Cadence (actually, the main company that eventually became Cadence) started in the early 1980s, the tens of thousands of transistors per chip era. People had ideas for chips that they wanted to build, and Cadence's software would allow them to express those ideas in a way that our software could read, and more or less automatically, the software would turn those ideas into the instructions required by the factories that actually manufactured the chips. These are known as fabrication lines or usually just fabs. Sometimes, they are called foundries since, like an iron foundry, you tell them what you want them to make, and they make it.
As chips went from thousands to billions of transistors, for a group of designers to design everything became intractable. If you are designing a kitchen, you don't need to design the dishwasher and the fridge. You can purchase them as a unit. In the same way, parts of chips can be purchased from Cadence. This part of the business is known as IP, which stands for intellectual property (nothing to do with patents). We supply parts of chips that many different design groups can make use of, so we can design them once and sell the same things many times, making the economics work through scale.

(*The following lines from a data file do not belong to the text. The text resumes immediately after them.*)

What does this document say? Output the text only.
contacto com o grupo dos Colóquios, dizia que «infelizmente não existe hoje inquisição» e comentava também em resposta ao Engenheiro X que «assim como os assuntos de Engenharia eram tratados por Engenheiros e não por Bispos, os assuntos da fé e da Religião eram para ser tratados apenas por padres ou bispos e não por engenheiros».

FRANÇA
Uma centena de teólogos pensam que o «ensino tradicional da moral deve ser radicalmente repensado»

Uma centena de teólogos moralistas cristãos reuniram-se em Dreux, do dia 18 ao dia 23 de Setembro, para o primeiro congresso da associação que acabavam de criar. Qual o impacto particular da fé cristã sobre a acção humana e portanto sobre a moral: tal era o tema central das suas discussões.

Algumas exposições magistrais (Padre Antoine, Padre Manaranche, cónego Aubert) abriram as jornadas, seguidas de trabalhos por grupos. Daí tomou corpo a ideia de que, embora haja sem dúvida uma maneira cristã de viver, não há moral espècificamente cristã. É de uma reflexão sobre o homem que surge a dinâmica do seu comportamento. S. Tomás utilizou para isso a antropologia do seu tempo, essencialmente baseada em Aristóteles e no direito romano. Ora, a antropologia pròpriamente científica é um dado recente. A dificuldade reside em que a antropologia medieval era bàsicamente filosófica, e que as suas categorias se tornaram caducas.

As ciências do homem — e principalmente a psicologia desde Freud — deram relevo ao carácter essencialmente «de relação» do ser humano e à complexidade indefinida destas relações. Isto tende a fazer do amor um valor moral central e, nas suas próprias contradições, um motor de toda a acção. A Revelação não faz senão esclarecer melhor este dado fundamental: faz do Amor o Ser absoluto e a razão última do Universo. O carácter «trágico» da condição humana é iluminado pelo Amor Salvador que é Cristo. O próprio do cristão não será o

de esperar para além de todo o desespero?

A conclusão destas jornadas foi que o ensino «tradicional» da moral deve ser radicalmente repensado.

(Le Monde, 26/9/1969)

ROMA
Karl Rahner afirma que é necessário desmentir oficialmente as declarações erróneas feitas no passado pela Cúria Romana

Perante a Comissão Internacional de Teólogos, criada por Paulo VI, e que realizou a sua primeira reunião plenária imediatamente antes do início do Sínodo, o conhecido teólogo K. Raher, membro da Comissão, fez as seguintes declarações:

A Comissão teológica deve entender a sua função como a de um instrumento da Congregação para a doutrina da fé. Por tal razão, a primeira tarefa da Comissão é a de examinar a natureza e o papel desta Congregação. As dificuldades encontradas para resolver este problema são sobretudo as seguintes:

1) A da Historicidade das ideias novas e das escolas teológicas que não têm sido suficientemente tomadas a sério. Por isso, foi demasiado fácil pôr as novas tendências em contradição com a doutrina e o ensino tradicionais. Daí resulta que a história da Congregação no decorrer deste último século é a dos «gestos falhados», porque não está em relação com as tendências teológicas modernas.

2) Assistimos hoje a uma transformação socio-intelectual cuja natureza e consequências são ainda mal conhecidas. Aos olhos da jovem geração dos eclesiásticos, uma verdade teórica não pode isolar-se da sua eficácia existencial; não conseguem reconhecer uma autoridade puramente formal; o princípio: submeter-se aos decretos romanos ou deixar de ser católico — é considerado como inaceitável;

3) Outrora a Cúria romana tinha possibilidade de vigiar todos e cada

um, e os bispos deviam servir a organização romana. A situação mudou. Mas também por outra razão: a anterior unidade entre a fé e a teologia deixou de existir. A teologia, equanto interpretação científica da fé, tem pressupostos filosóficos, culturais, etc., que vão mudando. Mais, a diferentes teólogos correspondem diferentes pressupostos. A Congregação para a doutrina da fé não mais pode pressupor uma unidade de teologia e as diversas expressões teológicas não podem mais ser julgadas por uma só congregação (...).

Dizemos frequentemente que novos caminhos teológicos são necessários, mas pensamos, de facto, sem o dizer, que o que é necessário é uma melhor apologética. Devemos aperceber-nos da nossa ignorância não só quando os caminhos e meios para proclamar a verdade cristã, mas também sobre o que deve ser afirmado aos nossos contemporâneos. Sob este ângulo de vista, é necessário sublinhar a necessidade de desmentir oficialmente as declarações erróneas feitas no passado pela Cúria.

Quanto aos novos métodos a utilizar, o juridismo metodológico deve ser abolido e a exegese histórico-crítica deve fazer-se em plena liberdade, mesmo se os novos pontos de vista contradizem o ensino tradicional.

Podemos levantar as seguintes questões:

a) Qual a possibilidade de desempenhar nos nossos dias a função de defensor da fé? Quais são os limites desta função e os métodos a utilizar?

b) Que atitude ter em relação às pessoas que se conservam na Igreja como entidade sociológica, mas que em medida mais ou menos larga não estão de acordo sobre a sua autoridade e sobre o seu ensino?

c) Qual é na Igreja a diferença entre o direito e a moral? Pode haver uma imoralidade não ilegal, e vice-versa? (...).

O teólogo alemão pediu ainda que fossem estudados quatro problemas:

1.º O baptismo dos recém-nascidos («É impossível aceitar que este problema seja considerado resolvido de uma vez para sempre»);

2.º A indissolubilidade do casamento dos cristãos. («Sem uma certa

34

Another recent change is that artificial intelligence techniques have become powerful and can further increase the efficiency of individual designers faced with the challenge of billion transistor chips, in a similar way to how advanced driver assist systems can take over some of the more routine aspects of driving. And just as ADAS is moving further towards autonomous driving, AI under the hood of Cadence's tools is allowing designers to focus on their own areas of expertise and leave the routing parts to the tools themselves.
Cadence does other things too. As you might guess, creating software that can handle the design of billion transistor chips requires advanced and challenging techniques. We call this computational software, a combination of computer science and mathematics. It turns out many other domains depend on similar expertise, and over the last few years Cadence, has expanded, partially through our own development and partially through acquisition. Cadence now participates in more than just the design of chips but whole electrical and electromechanical systems, the design of boats and jet engines known as fluid dynamics, and most recently, molecular design of drugs.
So that's what Cadence does. The heart of what we do is provide EDA tools for the design of integrated circuits of staggering complexity. But we do a lot of other things. Moore's Law continues to be relentless, so the chips we need to design today will be twice as large in a couple of years. There's no resting on our laurels in EDA!